Your intuition that $\forall X.\, P(X)$ should be embeddable in $\exists X.\, P(X)$ is generally right. It only fails if the entire collection of types is empty, which is rarely the case.

However, the specific example you gave $\forall X.\, (X \times (X \to Bool))$ is not a good one. A value of this type should be able to produce an element of every type $X$ (for the first component of the pair). If you are thinking of types as sets, such a thing is not possible. So, this type is empty. It would be included in every type, in particular the existential type $\exists X.\, (X \times (X \to Bool))$, but that is not very interesting. In any case, as a theoretical exercise, here is a term that constructs such a thing:

 f (p: \forall X. (X * (X -> Bool))) = PACK X = Bool WITH p[Bool]
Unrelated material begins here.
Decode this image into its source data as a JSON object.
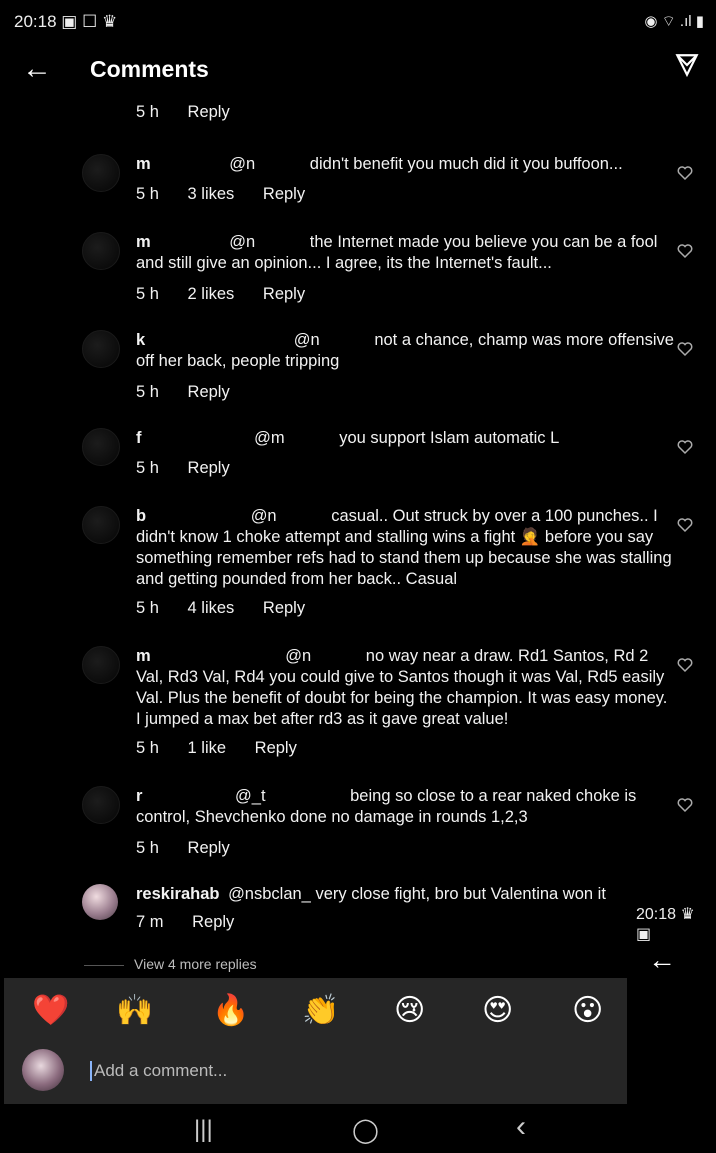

The article you mention for existential types is a bit theoretical. A more tutorial article is Cardelli and Wegner's paper: On understanding types, data abstraction, and polymorphism. Most advanced text books on programming languages would also have some discussion of existential types. A good book to look up would be Mitchell's Foundations of Programming Languages.

You are right that most programming languages do not have existential types explicitly. However, many do have abstract types (or by some other name such as "packages" or "modules"). So, they are able to express values of existential types, even though they don't treat such values as first-class entities.

More importantly, $\exists X.\, P(X)$ is equivalent to $\forall Y.\, (\forall X.\, P(X) \rightarrow Y) \to Y$. So, any language that treats polymorphic functions (of $\forall$ types) as first-class entities also has the ability to treat abstract types as first-class entities.